From the catalog “New Works by Craig Mooney and Henry Isaacs” for the exhibition of the same title, June 25 to July 21, 2011 at The Gallery on Chase Hill, Kennebunkport, Maine.

The pairing of Henry Isaacs and Craig Mooney is not an obvious one. It is like organizing a lunch for your sister-in-law’s second cousin from the countryside of New England with your brother’s wife’s first cousin once removed who lives the urban life of New York. They are roughly twenty years apart in age. They work in the same field and they may both show up wearing the same blue cardigan, but their presentations and personalities are fundamentally different. Despite their differences, they click perfectly and find they have much more in common than knowing you and your penchant for organizing lunches between strangers.

One of the things that makes the paintings of Isaacs and Mooney work together so beautifully is their common roots and the trajectory of the art traditions that inform their work. The paintings of Isaacs and Mooney each show a Fauvist influence, but the real story of this pair is how each has developed a unique style.

july-4-isleford-by-henry-isaacs

Isaacs’ paintings reflect André Derain’s emphasis of painterly qualities over representation. In July 4th, Islesford, Isaacs renders the scene with great detail: the American flag, the ramble of dock shacks, the line of boats on the shore, the trucks in the parking lot, and the bicycles waiting for the return of their riders. Boats sail in the background. Isaacs gives the viewer just enough of these elements to recognize them, and then takes the viewer on a fantastic escapade of paint and color: the goldenrod bottoms of the boats executed with single brush strokes, the patchwork of greens and blues of the shore, and the trucks painted in four shades of rusty red with some dots of blue for good measure. The painting is an explosion of the moment.

broad-beach-by-craig-mooney

By contrast, Mooney’s paintings are more akin to the work of Milton Avery, whose work moved away from Fauvism in the 1930s when he met Adolph Gottlieb and Mark Rothko at New York’s Opportunity Gallery on 56th Street. Under Gottlieb and Rothko, Avery came to develop a restraint that underscored the emotionality of his paintings. Mooney has perfected it. Broad Beach shows four people walking along the shore at low tide. Mooney renders the expanse of sand in a series of tans and pinks and the sky in subtle blues and light grays. The two fields meet at a soft horizon. The people, whose presence allows the viewer to enter into the scene of the painting, are rendered with one, two, or three simple daubs of paint.

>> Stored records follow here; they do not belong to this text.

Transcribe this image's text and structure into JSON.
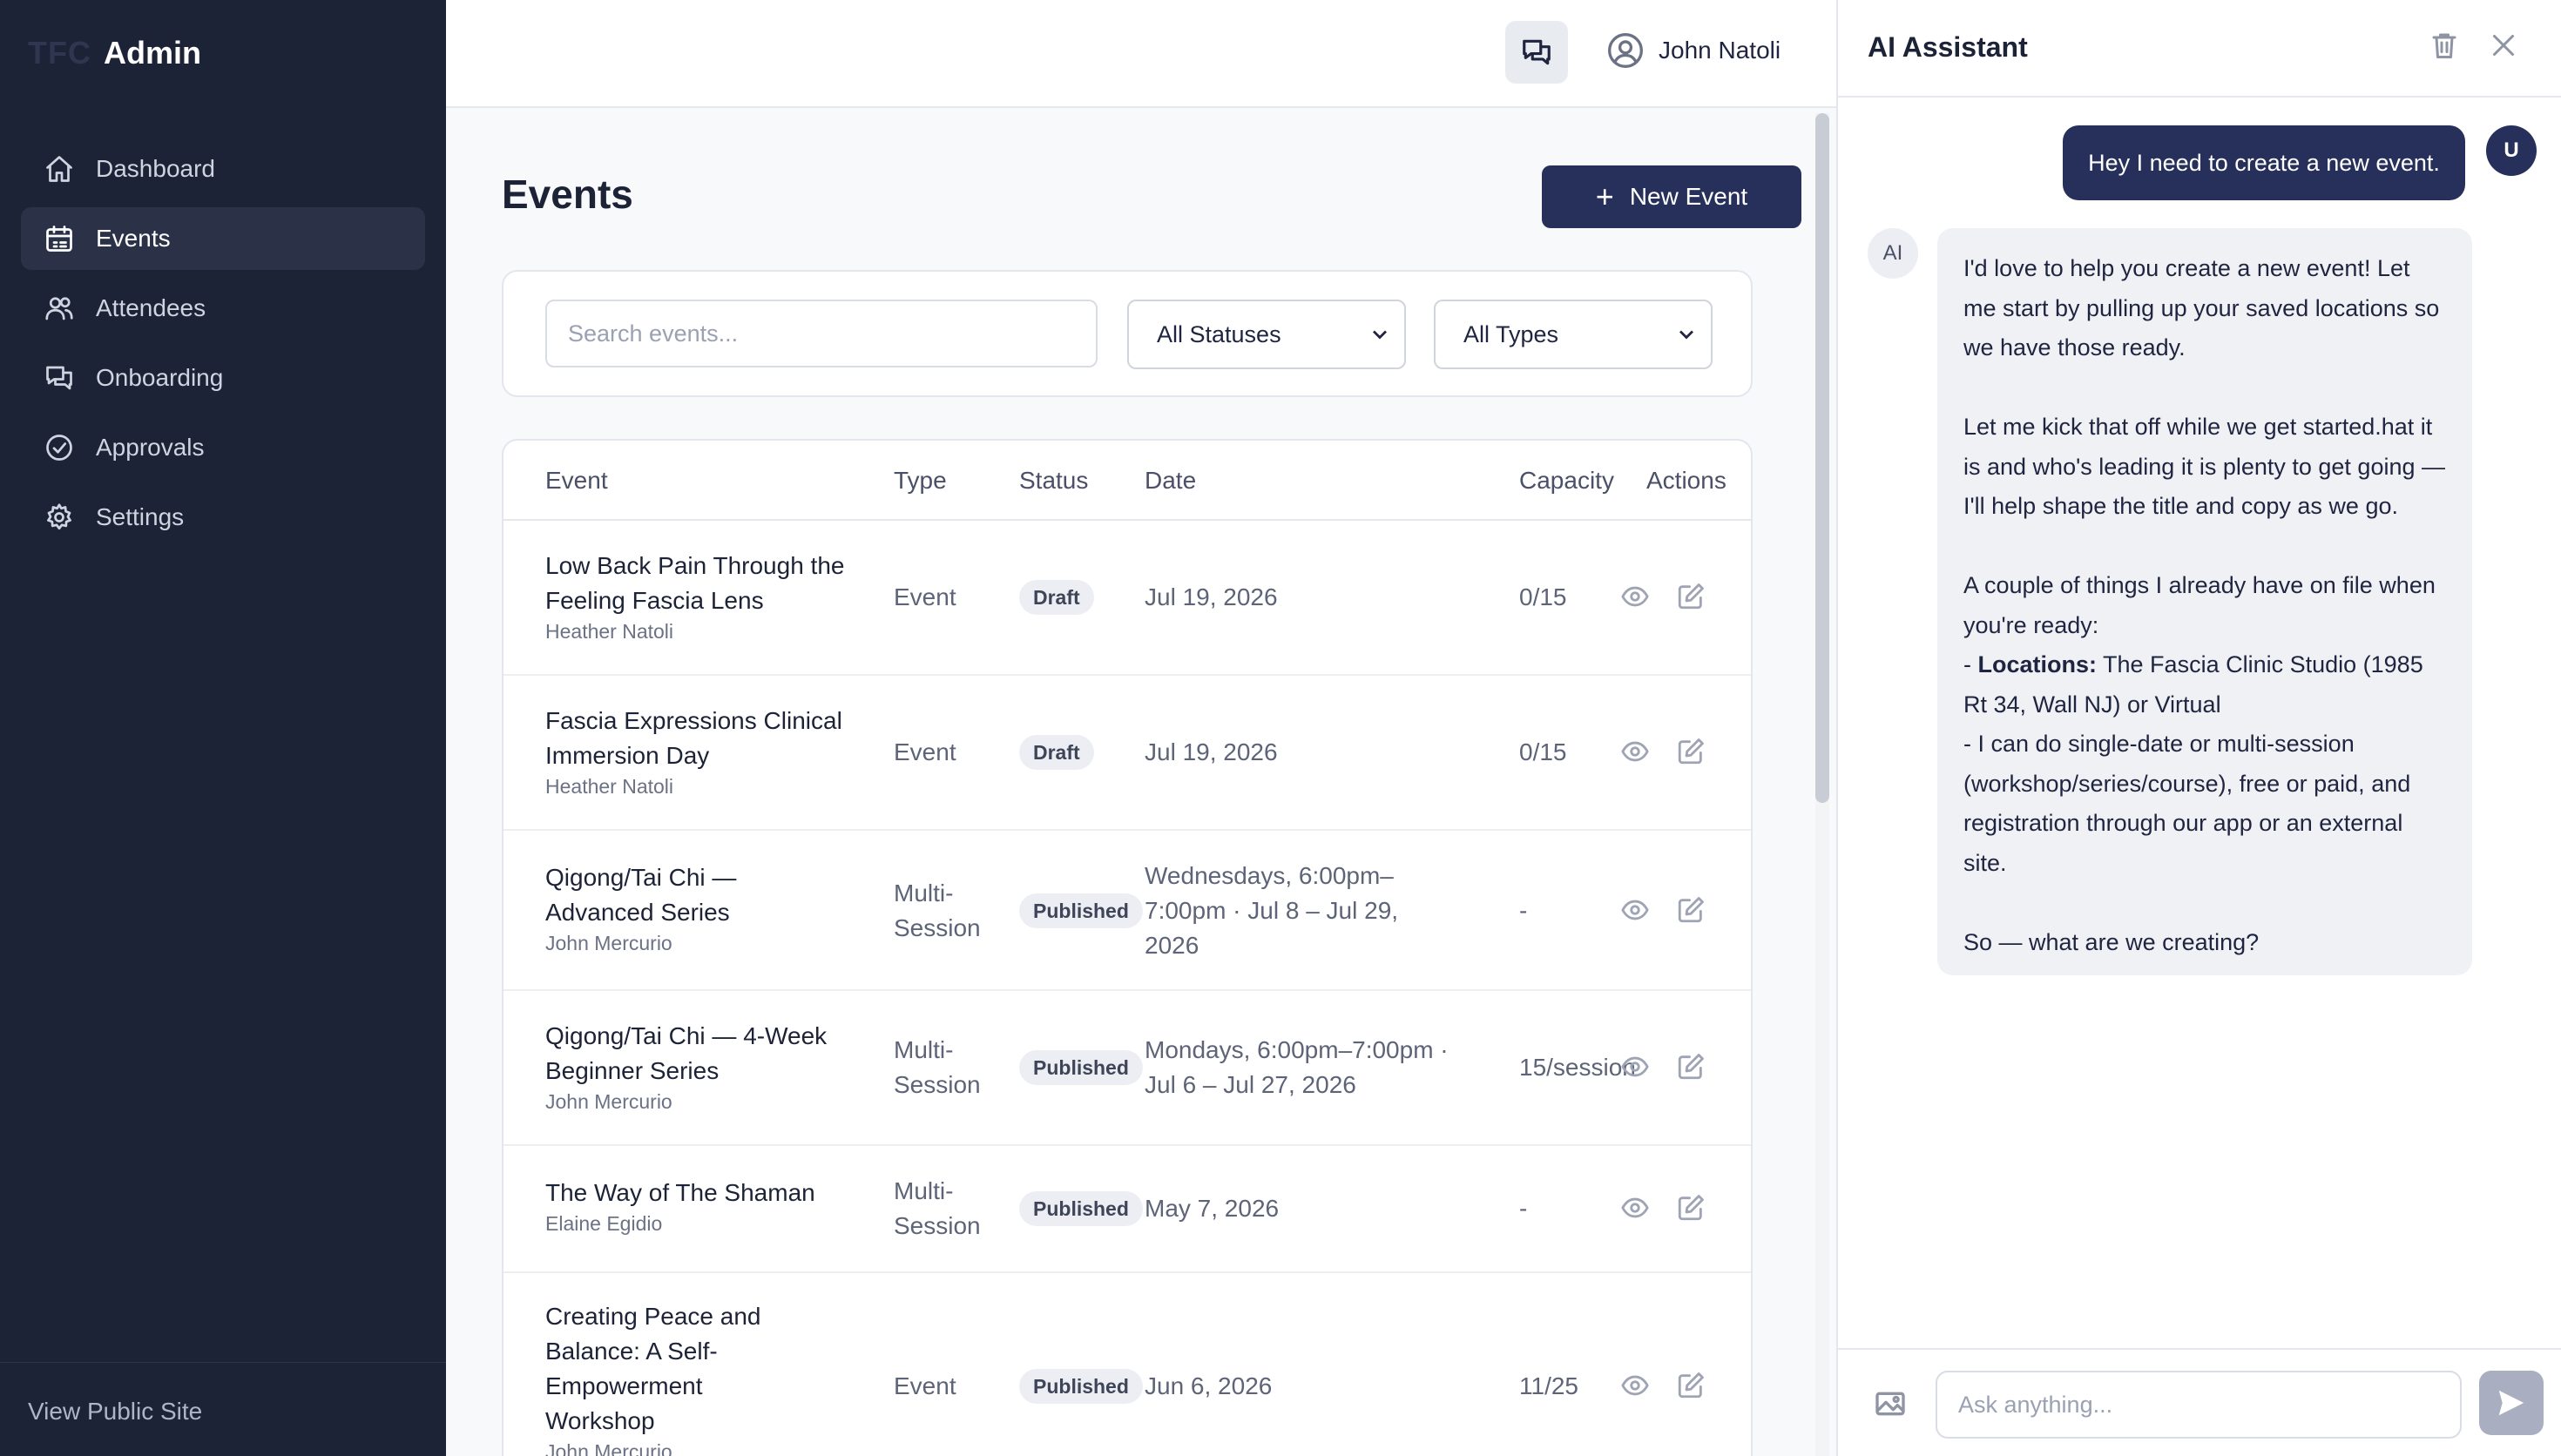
{
  "sidebar": {
    "brand_mark": "TFC",
    "brand_title": "Admin",
    "items": [
      {
        "label": "Dashboard",
        "icon": "home-icon"
      },
      {
        "label": "Events",
        "icon": "calendar-icon"
      },
      {
        "label": "Attendees",
        "icon": "users-icon"
      },
      {
        "label": "Onboarding",
        "icon": "chat-bubbles-icon"
      },
      {
        "label": "Approvals",
        "icon": "check-circle-icon"
      },
      {
        "label": "Settings",
        "icon": "gear-icon"
      }
    ],
    "active": "Events",
    "footer_link": "View Public Site"
  },
  "topbar": {
    "user_name": "John Natoli"
  },
  "main": {
    "title": "Events",
    "new_button": "New Event",
    "search_placeholder": "Search events...",
    "status_filter": "All Statuses",
    "type_filter": "All Types",
    "columns": [
      "Event",
      "Type",
      "Status",
      "Date",
      "Capacity",
      "Actions"
    ],
    "rows": [
      {
        "title": "Low Back Pain Through the Feeling Fascia Lens",
        "host": "Heather Natoli",
        "type": "Event",
        "status": "Draft",
        "date": "Jul 19, 2026",
        "capacity": "0/15"
      },
      {
        "title": "Fascia Expressions Clinical Immersion Day",
        "host": "Heather Natoli",
        "type": "Event",
        "status": "Draft",
        "date": "Jul 19, 2026",
        "capacity": "0/15"
      },
      {
        "title": "Qigong/Tai Chi — Advanced Series",
        "host": "John Mercurio",
        "type": "Multi-Session",
        "status": "Published",
        "date": "Wednesdays, 6:00pm–7:00pm · Jul 8 – Jul 29, 2026",
        "capacity": "-"
      },
      {
        "title": "Qigong/Tai Chi — 4-Week Beginner Series",
        "host": "John Mercurio",
        "type": "Multi-Session",
        "status": "Published",
        "date": "Mondays, 6:00pm–7:00pm · Jul 6 – Jul 27, 2026",
        "capacity": "15/session"
      },
      {
        "title": "The Way of The Shaman",
        "host": "Elaine Egidio",
        "type": "Multi-Session",
        "status": "Published",
        "date": "May 7, 2026",
        "capacity": "-"
      },
      {
        "title": "Creating Peace and Balance: A Self-Empowerment Workshop",
        "host": "John Mercurio",
        "type": "Event",
        "status": "Published",
        "date": "Jun 6, 2026",
        "capacity": "11/25"
      }
    ]
  },
  "assistant": {
    "title": "AI Assistant",
    "user_avatar": "U",
    "ai_avatar": "AI",
    "user_message": "Hey I need to create a new event.",
    "ai_message": {
      "p1": "I'd love to help you create a new event! Let me start by pulling up your saved locations so we have those ready.",
      "p2": "Let me kick that off while we get started.hat it is and who's leading it is plenty to get going — I'll help shape the title and copy as we go.",
      "p3": "A couple of things I already have on file when you're ready:",
      "bullet1_label": "Locations:",
      "bullet1_text": "The Fascia Clinic Studio (1985 Rt 34, Wall NJ) or Virtual",
      "bullet2_text": "I can do single-date or multi-session (workshop/series/course), free or paid, and registration through our app or an external site.",
      "p4": "So — what are we creating?"
    },
    "input_placeholder": "Ask anything..."
  }
}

The arc of landscape (and seascape) painting leaves the 19th century on the solid ground of the Impressionists (and its post- and neo-impressionist progeny), who by 1901 are dominating the genre. So much happened in the 20th century and art took many a detour. The genre of landscape painting did not evolve as much as it absorbed the change that was swirling around it. The arc of 20th century landscape painting is a blur, but these two artists rise in this century with total clarity of style and solid execution. Landscape painting of the 21st century will be marked by a synthesis and refinement of approach and technique and these two artists are perfect examples of that phenomenon. Lunch with the two of them would make for a perfect afternoon.